Sobre o uso de telas, o Dr. Stangler afirma que a relação entre a exposição a telas e o desenvolvimento ou progressão da miopia está sendo amplamente estudada na oftalmologia. “Em grande parte, porque o uso excessivo de telas muitas vezes substitui atividades ao ar livre com exposição solar, e isso tem sido apontado como fator prejudicial. Contudo, ainda não existe um consenso científico firme sobre essa questão. De qualquer forma, muitos oftalmologistas tendem a recomendar o uso moderado de telas, ponderando os possíveis riscos e benefícios dessa prática”.

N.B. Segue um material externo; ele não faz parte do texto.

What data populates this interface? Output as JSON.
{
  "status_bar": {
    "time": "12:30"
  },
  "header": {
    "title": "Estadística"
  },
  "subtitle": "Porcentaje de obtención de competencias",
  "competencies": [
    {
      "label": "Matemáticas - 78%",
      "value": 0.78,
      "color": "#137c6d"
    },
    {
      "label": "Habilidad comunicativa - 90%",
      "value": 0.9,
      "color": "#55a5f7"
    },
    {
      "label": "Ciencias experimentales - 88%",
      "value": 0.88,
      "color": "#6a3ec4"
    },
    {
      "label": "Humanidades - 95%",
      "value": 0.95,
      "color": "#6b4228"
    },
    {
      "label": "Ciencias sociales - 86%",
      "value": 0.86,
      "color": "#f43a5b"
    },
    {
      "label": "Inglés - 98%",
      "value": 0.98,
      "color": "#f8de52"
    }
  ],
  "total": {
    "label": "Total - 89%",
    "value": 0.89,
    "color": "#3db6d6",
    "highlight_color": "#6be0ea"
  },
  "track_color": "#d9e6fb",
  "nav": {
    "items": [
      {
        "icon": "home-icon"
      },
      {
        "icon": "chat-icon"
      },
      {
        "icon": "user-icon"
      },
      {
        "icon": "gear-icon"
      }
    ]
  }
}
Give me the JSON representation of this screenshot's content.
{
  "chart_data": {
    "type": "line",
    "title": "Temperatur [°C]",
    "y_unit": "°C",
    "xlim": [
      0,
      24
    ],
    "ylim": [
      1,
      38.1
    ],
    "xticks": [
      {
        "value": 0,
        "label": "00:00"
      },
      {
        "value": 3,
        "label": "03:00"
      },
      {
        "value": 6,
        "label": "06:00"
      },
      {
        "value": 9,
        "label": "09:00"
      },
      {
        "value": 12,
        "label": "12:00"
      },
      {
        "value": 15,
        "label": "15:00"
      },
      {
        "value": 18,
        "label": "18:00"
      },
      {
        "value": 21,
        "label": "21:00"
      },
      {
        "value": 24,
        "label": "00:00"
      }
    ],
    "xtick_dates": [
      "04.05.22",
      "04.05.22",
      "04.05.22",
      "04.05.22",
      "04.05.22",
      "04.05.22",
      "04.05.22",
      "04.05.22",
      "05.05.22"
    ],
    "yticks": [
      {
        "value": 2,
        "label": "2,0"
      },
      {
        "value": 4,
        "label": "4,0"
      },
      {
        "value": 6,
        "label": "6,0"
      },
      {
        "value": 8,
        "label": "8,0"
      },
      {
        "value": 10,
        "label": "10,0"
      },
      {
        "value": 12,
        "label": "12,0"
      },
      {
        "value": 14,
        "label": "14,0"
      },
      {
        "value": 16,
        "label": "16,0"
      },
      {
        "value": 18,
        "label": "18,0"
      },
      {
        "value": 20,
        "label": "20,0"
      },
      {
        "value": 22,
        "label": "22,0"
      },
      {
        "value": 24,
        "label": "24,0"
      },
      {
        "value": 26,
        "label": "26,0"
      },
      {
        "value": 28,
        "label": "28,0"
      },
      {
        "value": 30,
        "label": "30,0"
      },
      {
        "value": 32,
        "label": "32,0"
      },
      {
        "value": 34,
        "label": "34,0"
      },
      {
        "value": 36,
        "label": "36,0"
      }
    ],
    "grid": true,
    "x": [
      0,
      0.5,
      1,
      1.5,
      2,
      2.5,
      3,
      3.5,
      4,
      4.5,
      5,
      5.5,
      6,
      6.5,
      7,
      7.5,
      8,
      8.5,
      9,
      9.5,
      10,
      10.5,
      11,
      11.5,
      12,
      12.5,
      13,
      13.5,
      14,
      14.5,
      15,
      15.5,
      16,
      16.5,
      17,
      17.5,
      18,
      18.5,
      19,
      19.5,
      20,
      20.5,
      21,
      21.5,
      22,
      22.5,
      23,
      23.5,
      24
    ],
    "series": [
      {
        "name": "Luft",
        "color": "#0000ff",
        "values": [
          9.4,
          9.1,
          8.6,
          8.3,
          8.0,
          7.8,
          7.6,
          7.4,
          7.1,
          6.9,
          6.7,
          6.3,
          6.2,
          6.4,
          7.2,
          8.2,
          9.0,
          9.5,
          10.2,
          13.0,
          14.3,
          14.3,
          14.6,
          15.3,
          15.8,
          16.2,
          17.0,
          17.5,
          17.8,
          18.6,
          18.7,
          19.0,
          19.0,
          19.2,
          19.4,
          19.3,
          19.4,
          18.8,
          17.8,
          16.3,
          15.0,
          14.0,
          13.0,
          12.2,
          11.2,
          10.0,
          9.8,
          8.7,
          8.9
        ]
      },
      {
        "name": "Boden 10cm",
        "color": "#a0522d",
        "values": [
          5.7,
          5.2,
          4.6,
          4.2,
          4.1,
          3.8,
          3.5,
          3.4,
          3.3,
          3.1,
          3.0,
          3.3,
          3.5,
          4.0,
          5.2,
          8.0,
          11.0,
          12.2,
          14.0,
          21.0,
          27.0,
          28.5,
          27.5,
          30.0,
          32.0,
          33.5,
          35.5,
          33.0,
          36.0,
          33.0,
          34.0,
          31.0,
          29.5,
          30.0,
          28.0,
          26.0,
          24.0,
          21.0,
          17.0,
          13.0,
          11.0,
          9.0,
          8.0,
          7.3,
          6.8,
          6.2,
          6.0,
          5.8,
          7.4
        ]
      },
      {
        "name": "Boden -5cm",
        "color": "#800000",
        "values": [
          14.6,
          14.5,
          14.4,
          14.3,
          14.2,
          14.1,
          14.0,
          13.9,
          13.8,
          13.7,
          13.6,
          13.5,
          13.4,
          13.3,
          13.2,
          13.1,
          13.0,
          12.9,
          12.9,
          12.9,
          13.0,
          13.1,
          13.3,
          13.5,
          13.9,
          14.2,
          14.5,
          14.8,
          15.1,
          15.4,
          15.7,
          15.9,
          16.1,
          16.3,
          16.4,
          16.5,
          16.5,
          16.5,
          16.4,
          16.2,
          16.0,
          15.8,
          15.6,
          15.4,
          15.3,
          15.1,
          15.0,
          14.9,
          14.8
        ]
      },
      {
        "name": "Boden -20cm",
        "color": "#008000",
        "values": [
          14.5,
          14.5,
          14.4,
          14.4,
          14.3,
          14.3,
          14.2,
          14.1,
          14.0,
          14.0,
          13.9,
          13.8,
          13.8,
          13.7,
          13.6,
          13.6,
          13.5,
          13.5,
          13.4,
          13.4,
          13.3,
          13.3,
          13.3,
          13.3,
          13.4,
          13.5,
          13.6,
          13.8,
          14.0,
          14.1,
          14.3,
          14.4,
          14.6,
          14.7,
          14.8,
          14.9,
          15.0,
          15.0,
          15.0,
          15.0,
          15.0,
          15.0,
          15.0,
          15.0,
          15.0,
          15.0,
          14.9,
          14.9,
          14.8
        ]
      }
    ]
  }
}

Já a Sociedade Brasileira de Pediatria (SBP) desaconselha o uso de telas por parte dos bebês, devido a perturbações do desenvolvimento cognitivo e social. Segundo a SBP, o limite de tempo para as crianças estarem em contato com esses aparelhos são determinados pela faixa etária, sempre com supervisão. Menores de 2 anos: nenhum contato com telas ou videogames; dos 2 aos 5 anos: até uma hora por dia; dos 6 aos 10 anos: entre uma e duas horas por dia; dos 11 aos 18 anos: entre duas e três horas por dia.

Para ajudar a reduzir o uso de computadores e celulares pelas crianças, é importante criar rotinas diárias. Isso significa ter horários estabelecidos para dormir, brincar ao ar livre e fazer outras atividades. Muitas vezes as crianças, e até alguns adultos, não percebem quando estão usando seus dispositivos por muito tempo. Isso pode atrapalhar hábitos saudáveis, como usar o celular durante as refeições, durante os estudos, durante atividades sociais ou mesmo perturbando a higiene do sono na hora de dormir. De acordo com o oftalmologista, “o celular é uma ferramenta útil, estimulante e poderosa. Mas é essencial usá-lo de forma positiva, sem criar dependência”.

Desta forma, com cuidados de prevenção desde a mais tenra idade, é possível oferecer às nossas crianças uma saúde visual além da boa visão. O Hospital Banco de Olhos São Pietro conta com toda infraestrutura de equipamentos e profissionais habilitados ao atendimento da primeira infância, incluindo especialistas na área da retina, com competência e expertise em diversos diagnósticos. É crucial seguir de perto as orientações médicas e cuidados regulares de acompanhamento para garantir o melhor resultado possível.